Par : Heather Blumenthal
Question : Comment résoudre le problème consistant, d’une part, à supprimer le système immunitaire des enfants atteints de leucémie qui subissent une greffe de cellules souches, pour éviter le rejet, et, d’autre part, à activer ce même système pour lutter contre les rechutes dont la moitié de ces enfants mourront ?
Réponse : On l’ignore. Mais le Dr Michel Duval, immunologiste au CHU Sainte-Justine de Montréal, croit avoir trouvé une solution. Et il a reçu une subvention Catalyseur de BioCanRx pour le prouver.
Les enfants atteints de leucémie aiguë lymphoblastique survivent désormais beaucoup mieux grâce à la greffe de cellules souches hématopoïétiques (GCSH). Mais ce n'est pas une panacée : environ la moitié des enfants transplantés rechutent et décèdent. L'immunothérapie offre la possibilité de prévenir ces rechutes en activant le système immunitaire pour les combattre. Cependant, une activation excessive du système immunitaire peut entraîner le rejet des cellules souches transplantées.

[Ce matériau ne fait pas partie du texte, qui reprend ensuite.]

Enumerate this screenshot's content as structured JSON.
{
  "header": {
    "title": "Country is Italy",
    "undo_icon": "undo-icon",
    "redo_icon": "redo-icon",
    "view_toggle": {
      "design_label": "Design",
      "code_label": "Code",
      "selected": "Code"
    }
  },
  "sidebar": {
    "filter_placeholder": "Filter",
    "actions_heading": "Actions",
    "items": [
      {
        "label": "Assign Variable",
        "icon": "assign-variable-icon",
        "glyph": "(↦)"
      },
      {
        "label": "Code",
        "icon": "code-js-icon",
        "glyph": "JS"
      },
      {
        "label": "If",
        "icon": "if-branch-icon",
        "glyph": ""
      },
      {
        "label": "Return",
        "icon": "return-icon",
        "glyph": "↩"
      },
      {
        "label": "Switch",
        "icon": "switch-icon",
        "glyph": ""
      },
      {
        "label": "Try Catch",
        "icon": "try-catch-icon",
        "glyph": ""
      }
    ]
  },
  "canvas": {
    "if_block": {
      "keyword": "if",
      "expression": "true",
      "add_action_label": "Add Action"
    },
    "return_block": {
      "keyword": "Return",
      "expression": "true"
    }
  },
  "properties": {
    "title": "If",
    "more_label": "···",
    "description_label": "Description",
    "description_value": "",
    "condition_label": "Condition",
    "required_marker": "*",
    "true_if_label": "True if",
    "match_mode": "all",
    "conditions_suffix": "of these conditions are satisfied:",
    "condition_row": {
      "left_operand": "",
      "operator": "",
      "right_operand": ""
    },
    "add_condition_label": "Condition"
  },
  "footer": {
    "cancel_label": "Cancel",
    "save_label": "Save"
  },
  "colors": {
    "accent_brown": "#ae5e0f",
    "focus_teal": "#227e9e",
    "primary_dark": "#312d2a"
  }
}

La solution du Dr Duval consiste à activer uniquement les deux premiers types de cellules immunitaires : les cellules dendritiques (pDC), qui détectent la présence d'un intrus, comme une cellule cancéreuse, et les cellules tueuses naturelles (CTN), que les CTN activent pour attaquer l'intrus. Il laisse les deux niveaux suivants de cellules immunitaires – les cellules présentatrices d'antigènes et les lymphocytes T, qui provoquent le rejet – strictement inchangés. Ce sont les CTN qu'il cible, et le meilleur moyen de les stimuler reste les CTN.
« Nous utilisons le fonctionnement naturel du système immunitaire et le redirigeons pour tuer la leucémie », explique-t-il.
Autre particularité : les cellules dendritiques polymérases (CPD) sont généralement peu nombreuses. Le Dr Duval produit donc des CPD à partir de cellules souches du cordon ombilical, obtenant ainsi suffisamment de CPD pour le traitement.
Il a prouvé l'efficacité de cette technique chez des souris infectées par une leucémie humaine et ayant subi une greffe de cellules souches hématopoïétiques (GCSH). Dans ce cas, il a administré cinq injections hebdomadaires de cellules pDC ; cette dose a guéri 100 % des souris traitées, tandis que les souris non traitées sont mortes de leucémie.
Mais cela se passe chez la souris. Avant que le traitement puisse être testé chez l'humain, par le biais d'essais cliniques, le Dr Duval doit déterminer la dose optimale et le moment optimal d'administration chez l'humain : combien de cellules pDC devraient être administrées par dose ? Combien de doses devraient être administrées ? Une dose ? Deux doses ? Plus ? Et devrait-elle être administrée un mois après la greffe ? Deux ? Six ? Il existe, dit-il, une « fenêtre d'opportunité » lorsque les cellules tueuses naturelles ont commencé à réapparaître après une greffe de cellules souches hématopoïétiques (GCSH), mais tant que le fardeau de la leucémie est encore faible, car la plupart des immunothérapies sont plus efficaces sur de petites quantités de cellules cancéreuses. C'est cette fenêtre qu'il souhaite saisir, et ce financement de BioCanRx lui permettra d'évaluer la dose et la fréquence de traitement qui permettront d'atteindre cet objectif. Grâce à ces informations, il pourra demander à Santé Canada l'autorisation de mener des essais cliniques chez l'humain.
L’autre objectif de ce projet est de déterminer le meilleur régime immunosuppresseur à utiliser chez les enfants pour prévenir le rejet tout en permettant à l’immunothérapie de faire son travail avec succès – apportant ainsi une réponse à la question posée au début de cet article.
L'approche du Dr Duval se démarque des méthodes précédentes, pourtant inefficaces, qui ont été tentées pour prévenir les rechutes. La mortalité, affirme-t-il, est restée élevée, quelle que soit la méthode utilisée. Il a cependant démontré qu'une augmentation des taux de pDC et de cellules tueuses naturelles diminue le nombre de lymphocytes T, responsables du rejet des cellules souches transplantées, ce qui le conduit à penser que cette approche sera différente.
De plus, il estime que cette approche, si elle est efficace chez les enfants atteints de leucémie, pourrait être étendue aux adultes atteints de leucémie ou même de tumeurs cancéreuses solides, fournissant ainsi un nouvel outil puissant pour exploiter l’immunité innée afin de guérir la maladie résiduelle et de prévenir les rechutes.
Heather Blumenthal écrit sur la santé et la recherche en santé depuis plus de 20 ans et ne perd jamais sa fascination pour les progrès réalisés par les chercheurs canadiens.